The gentlemen who wrote the Constitution did not get around to enfranchising women or abolishing slavery, but they snuck in a constitutional right to gay marriage that we’ve somehow overlooked for 228 years or so: No mentally functional adult, regardless of his views on gay marriage, should be expected to pretend that that is true. I am in favor of arranging the laws to permit gay couples to arrange their domestic affairs in whatever way they see fit, and to have those affairs blessed by whatever authorities are inclined to bless them…it’s a free country, Sunshine. Unlike Barack Obama, I did not arrive at my views on same-sex affairs recently and at a moment of political convenience. But, that being said, the idea that lurking in the penumbras of our 18th-century Constitution is a fundamental national right to gay marriage is simply preposterous. It is not there.

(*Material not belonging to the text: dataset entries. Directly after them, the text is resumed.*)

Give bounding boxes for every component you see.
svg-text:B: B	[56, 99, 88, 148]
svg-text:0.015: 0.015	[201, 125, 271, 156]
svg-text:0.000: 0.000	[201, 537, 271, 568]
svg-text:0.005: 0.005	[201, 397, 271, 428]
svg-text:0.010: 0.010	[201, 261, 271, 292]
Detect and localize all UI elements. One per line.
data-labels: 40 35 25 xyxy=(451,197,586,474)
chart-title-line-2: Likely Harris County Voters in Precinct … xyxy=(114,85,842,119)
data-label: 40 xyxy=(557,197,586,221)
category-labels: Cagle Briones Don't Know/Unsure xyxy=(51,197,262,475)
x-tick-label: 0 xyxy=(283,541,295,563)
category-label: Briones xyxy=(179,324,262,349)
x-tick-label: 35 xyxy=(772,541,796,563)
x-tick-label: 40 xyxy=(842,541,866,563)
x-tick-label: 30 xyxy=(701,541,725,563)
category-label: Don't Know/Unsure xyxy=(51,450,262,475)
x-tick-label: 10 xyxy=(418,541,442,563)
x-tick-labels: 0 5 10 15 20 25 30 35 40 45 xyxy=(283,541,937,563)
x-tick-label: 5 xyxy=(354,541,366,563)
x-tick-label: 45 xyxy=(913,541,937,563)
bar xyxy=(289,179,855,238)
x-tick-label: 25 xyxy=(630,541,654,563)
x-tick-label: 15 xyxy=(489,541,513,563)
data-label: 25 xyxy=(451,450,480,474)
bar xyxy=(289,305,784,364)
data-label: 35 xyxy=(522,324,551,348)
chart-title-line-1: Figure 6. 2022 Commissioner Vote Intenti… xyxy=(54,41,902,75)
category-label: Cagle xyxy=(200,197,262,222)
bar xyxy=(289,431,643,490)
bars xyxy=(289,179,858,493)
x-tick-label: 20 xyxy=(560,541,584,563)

We know that the Court’s liberals are going to vote one way, that some of its conservatives will probably vote another, and that John Roberts and Anthony Kennedy will, if the goblins in their heads are sufficiently insistent, ratify whatever Starbucks-customer consensus exists for 80 miles on either side of Interstate 95. That the chief justice went one way on health care and another on marriage tells us nothing at all about the law or the Constitution: It tells us about John Roberts. And that is the problem. Asked what he thought about Western civilization, Mohandas K. Gandhi supposedly quipped that he thought it would be a good idea. Conservatives, if we’re being honest, might say the same about the rule of law. It would be a good idea, at least an interesting experiment. For the moment, though, there’s only power, the men who have it, and the things they do with it.
Anyway, happy for my gay friends and will be happy for the polygamists when they get granted their new Constitutional right, too. Not happy we are living in a country in which federalism is dead and everyone is forced to live under the whims of a small majority.